У каждого своя судьба.
Одни в доме следовали Библии, другие — Корану. Для Марата Стельбы из второго подъезда такой книгой стал отрывной календарь. Ему уже била седина в бороду, а он думал больше, чем делал, и ходил, как тень. Долгими, зимними вечерами Марат Стельба изучал философию и сравнивал религии, пока однажды за деревьями не разглядел леса. «Христианину уготована нирвана, а буддист попадёт в Царствие Небесное, − произнес он вслух открывшуюся ему истину. — Главное − не чему поклоняться, а как».
И взял в путеводители ежедневник.
Он предпочитал карманное издание, которое помещалось синицей в руке, обещая журавля в небе. На передней стороне каждого листка значилась дата, фаза луны и заход солнца, а на обратной — указания на день. На самом деле, календарь содержал разную смесь — от поваренных рецептов до исторических памяток, − так что его толкование давалось с трудом. Но со временем Марат Стельба поднаторел не хуже цыганки. Изо дня в день он слепо подчинялся наставлениям, смысл которых оставался для других туманным. Он держал численник в отхожем месте и заглядывал в него по утрам, справляя нужду. «Будущее всё равно обманет, лучше узнавать о нём между делом», − ворчал он, мысленно составляя дневной распорядок. И в нём усердствовал. Если читал о беге трусцой — носился, как угорелый, если речь шла о достоинствах вин — напивался. Марат Стельба никогда не забегал вперед, не позволяя себе листать численник, поэтому каждый день готовил ему сюрприз. Он жил, что называется «с листа»: то целый вечер бился над пасьянсом или чинил по инструкции испорченный глобус, то спал сутками напролёт. Через год, когда численник заканчивался, Марат Стельба покупал следующий, первый попавшийся. Некоторые страницы содержали советы женщинам. И тогда Марат красил губы и пудрился. Его секта насчитывала одного человека, но Марат не смущался. «Нет разницы, что исповедовать: главное − искренне, − твердил он с упрямством попугая. — Людей, как и псов, можно натаскивать даже на чучелах».

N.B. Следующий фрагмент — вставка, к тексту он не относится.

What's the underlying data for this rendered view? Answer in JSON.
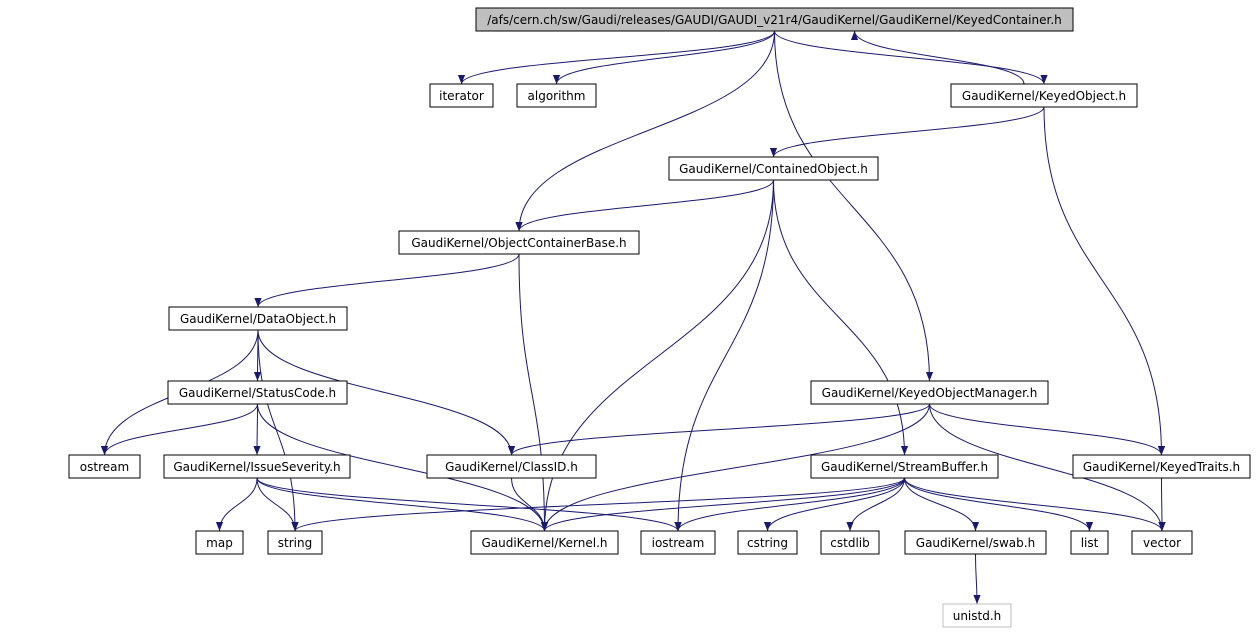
{
  "nodes": [
    {
      "label": "/afs/cern.ch/sw/Gaudi/releases/GAUDI/GAUDI_v21r4/GaudiKernel/GaudiKernel/KeyedContainer.h"
    },
    {
      "label": "iterator"
    },
    {
      "label": "algorithm"
    },
    {
      "label": "GaudiKernel/KeyedObject.h"
    },
    {
      "label": "GaudiKernel/ContainedObject.h"
    },
    {
      "label": "GaudiKernel/ObjectContainerBase.h"
    },
    {
      "label": "GaudiKernel/DataObject.h"
    },
    {
      "label": "GaudiKernel/StatusCode.h"
    },
    {
      "label": "GaudiKernel/KeyedObjectManager.h"
    },
    {
      "label": "ostream"
    },
    {
      "label": "GaudiKernel/IssueSeverity.h"
    },
    {
      "label": "GaudiKernel/ClassID.h"
    },
    {
      "label": "GaudiKernel/StreamBuffer.h"
    },
    {
      "label": "GaudiKernel/KeyedTraits.h"
    },
    {
      "label": "map"
    },
    {
      "label": "string"
    },
    {
      "label": "GaudiKernel/Kernel.h"
    },
    {
      "label": "iostream"
    },
    {
      "label": "cstring"
    },
    {
      "label": "cstdlib"
    },
    {
      "label": "GaudiKernel/swab.h"
    },
    {
      "label": "list"
    },
    {
      "label": "vector"
    },
    {
      "label": "unistd.h"
    }
  ]
}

Постепенно численник стал его молитвой, его десятью заповедями, его Богом. Записи в нём, случалось, противоречили друг другу, но Марат Стельба и в этом видел символ. «В реке только русло и знает своё место», − крутил он седые усы, поклоняясь самой жизни и её движущей силе — времени. Сверяясь с руководством, он неделями постился, а в полнолуние разговлялся, соразмеряя аппетиты с луной, с которой они вместе росли и были на ущербе.
Так он и жил в скорлупе сегодня, полагая, что выбирать будущее, значит гадать на кофейной гуще, и ему казалось, что он не отличается от окружающих, а стало быть, счастлив.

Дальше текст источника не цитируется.